Wednesday 7 June 2017

SOUTH KOREA: Seoul Hosts First Baltic Tourism Seminar

Latvian Embassy organized its first "Baltic States Tourism Seminar" at the Millennium Seoul Hilton on May 15.

The event brought together 20 representatives from central and local government institutions in the tourism sector and from privately owned travel agencies in the three Baltic states _ Latvia, Lithuania and Estonia.

Inese Sirava, head of the tourism department at Latvia's Investment and Development Agency, led the Latvian delegation.
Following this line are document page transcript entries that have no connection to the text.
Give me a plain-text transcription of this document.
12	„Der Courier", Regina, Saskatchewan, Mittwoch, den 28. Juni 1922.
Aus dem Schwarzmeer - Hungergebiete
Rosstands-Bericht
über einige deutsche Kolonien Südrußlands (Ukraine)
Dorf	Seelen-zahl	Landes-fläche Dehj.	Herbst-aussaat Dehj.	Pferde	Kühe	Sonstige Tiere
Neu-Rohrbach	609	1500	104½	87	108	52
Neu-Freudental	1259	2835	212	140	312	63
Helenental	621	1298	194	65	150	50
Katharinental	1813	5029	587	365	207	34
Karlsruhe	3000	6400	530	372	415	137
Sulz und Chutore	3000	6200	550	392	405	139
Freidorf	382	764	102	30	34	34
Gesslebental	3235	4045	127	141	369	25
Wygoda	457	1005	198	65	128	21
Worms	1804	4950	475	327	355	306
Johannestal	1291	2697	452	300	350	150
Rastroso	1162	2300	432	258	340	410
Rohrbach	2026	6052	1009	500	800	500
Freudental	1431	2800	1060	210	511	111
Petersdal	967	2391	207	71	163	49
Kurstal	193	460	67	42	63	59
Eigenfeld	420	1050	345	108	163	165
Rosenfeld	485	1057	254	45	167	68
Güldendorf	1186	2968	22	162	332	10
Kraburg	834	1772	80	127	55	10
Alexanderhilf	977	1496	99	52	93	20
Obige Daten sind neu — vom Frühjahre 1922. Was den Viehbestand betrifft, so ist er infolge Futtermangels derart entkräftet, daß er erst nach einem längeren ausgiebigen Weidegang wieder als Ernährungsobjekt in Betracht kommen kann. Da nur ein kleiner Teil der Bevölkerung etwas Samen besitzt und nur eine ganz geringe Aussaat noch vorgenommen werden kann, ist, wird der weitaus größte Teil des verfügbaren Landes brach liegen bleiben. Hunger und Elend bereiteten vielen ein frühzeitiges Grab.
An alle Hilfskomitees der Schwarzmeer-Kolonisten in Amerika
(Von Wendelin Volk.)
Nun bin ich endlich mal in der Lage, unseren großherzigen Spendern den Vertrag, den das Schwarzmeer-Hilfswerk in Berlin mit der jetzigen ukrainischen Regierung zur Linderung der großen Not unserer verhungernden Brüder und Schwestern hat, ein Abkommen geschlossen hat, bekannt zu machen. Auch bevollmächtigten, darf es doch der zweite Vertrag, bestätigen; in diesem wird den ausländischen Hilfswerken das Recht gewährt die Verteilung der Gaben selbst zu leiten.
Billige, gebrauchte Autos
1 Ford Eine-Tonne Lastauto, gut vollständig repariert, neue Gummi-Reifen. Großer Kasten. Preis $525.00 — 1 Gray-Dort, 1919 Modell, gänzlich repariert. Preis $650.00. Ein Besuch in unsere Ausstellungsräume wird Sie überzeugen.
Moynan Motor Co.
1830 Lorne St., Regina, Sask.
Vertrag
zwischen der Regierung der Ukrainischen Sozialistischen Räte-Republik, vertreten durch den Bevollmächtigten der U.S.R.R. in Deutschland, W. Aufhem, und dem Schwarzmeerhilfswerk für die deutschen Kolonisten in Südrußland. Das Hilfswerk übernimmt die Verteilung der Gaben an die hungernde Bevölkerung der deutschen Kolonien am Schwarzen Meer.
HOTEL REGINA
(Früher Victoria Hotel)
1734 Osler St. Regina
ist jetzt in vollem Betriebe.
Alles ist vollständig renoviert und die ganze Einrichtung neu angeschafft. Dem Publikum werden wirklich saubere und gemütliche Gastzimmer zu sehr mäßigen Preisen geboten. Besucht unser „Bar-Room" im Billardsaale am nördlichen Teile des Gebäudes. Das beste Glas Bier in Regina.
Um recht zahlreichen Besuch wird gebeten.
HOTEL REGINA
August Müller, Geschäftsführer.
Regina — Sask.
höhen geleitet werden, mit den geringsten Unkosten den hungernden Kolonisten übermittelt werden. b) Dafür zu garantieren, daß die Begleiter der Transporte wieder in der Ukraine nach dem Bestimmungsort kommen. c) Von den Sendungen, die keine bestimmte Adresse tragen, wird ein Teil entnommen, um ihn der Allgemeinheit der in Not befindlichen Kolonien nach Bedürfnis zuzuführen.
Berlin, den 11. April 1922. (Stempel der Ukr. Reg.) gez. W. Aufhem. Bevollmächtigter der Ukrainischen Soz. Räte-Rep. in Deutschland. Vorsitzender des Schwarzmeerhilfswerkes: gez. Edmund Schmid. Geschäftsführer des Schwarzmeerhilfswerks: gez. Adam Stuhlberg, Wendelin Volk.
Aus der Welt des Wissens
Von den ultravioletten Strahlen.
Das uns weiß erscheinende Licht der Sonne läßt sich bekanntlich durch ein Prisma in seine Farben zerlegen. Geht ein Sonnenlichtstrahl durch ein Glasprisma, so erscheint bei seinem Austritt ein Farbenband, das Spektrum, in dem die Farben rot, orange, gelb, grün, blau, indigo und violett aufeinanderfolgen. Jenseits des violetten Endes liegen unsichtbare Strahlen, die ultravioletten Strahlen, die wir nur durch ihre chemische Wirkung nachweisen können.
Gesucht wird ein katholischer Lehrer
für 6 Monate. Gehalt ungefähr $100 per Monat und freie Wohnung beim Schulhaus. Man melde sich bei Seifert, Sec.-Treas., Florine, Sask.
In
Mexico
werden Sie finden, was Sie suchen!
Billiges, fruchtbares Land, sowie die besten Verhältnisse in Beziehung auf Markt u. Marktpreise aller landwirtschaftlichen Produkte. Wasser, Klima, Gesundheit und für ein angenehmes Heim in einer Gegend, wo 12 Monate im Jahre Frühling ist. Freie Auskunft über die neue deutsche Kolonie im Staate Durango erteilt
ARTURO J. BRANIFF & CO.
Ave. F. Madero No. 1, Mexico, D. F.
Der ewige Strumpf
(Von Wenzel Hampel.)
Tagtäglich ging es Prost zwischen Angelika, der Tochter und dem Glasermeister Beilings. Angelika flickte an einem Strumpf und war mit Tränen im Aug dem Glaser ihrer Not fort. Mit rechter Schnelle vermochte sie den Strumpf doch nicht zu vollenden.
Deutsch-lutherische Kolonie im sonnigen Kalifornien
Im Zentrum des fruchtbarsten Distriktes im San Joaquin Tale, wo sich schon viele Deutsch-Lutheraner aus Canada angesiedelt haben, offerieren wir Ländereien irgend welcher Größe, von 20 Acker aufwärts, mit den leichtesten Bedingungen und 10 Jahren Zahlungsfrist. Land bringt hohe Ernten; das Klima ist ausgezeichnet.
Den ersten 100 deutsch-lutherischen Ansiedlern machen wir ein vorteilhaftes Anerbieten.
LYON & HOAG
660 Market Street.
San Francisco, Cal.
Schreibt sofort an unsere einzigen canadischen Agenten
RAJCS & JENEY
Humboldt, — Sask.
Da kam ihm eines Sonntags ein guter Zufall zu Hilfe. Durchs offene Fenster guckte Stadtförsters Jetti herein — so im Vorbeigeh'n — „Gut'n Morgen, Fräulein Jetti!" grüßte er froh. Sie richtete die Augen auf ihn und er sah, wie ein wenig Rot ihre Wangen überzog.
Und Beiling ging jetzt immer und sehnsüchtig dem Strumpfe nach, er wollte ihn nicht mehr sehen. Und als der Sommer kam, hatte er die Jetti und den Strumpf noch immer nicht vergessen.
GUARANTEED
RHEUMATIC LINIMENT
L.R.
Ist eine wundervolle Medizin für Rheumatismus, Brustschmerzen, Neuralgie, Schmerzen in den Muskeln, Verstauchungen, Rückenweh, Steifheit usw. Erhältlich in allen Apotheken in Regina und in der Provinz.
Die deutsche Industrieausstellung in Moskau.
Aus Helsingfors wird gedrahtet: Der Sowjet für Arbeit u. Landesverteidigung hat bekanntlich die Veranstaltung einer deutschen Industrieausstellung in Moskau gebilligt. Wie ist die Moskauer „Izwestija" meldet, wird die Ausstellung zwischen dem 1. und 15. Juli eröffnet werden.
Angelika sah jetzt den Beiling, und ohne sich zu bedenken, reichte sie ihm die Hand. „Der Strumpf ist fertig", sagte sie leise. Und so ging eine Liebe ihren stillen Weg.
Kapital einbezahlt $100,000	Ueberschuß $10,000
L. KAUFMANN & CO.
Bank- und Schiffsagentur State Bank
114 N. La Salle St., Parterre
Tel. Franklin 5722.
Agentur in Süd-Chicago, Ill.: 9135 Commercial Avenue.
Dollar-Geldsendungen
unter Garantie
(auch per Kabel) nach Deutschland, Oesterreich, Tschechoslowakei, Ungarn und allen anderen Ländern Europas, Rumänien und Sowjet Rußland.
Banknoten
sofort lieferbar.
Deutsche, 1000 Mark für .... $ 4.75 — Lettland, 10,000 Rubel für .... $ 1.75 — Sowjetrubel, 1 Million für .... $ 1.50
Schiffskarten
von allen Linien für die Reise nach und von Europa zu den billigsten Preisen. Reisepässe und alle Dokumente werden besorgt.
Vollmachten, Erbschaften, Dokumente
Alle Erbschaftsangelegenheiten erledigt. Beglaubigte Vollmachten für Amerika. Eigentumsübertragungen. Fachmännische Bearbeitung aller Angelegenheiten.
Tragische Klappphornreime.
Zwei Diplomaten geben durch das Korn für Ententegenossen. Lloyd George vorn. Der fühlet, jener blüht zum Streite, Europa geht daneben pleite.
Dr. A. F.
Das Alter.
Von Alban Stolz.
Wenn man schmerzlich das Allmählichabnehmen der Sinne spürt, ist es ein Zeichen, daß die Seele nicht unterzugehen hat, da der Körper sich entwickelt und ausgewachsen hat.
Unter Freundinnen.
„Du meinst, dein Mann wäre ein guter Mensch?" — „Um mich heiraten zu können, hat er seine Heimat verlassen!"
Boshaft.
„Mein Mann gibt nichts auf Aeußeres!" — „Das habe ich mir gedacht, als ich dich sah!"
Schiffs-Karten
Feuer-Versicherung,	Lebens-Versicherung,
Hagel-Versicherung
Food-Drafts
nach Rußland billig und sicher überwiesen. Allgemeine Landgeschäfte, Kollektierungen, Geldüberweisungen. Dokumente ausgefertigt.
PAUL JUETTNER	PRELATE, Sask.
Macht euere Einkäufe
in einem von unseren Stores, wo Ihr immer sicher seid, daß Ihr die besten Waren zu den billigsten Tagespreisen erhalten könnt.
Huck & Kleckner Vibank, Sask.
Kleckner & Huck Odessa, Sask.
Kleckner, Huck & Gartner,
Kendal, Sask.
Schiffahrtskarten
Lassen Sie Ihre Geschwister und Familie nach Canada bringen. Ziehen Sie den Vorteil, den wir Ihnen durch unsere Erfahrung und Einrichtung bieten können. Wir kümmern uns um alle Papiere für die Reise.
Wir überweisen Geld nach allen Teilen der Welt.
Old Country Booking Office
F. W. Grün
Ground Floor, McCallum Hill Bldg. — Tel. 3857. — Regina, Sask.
It included representatives from the Riga Tourism Development Bureau (LIVE RIGA) and travel companies Baltic Travel Group, Con-ex Latvia Tours Group and Estravel Latvia.

Latvian Ambassador Peteris Vaivars presented the first publication produced by the Baltic states in the Korean language _ a travel guide translated at the Latvian Embassy.

In its daily contacts with people from Korean tourism businesses, the Latvian Embassy is receiving a clear message about the interests of Korean tourists in the Baltic states, the ambassador said.

I am happy that the Baltic states have agreed to jointly offer the Baltic destination as a single tourism product to Korean visitors, whose number is increasing by the year.

With a special focus on the centenary of the Baltic states in 2018, representatives suggested that the coming year could be declared "Baltic Year" in Korea.

The seminar included presentations about tourist destinations in Latvia, Lithuania and Estonia. Lufthansa and Finnair airlines introduced the shortest and most comfortable flight routes from Korea to the Baltics, the embassy said.

Baltic and Korean tourism organizations and agencies also held business-to-business meetings to build new contacts and answer questions about specific interests.

According to the embassy, the number of Korean travellers to Latvia and the Baltic states is steadily increasing, approaching 10,000 annually.

Latvia aims to reach out to larger numbers of potential travellers through tourism media and Korean travel agencies so that the number of visitors can be raised to at least 20,000 over the five coming years," an embassy spokesperson said.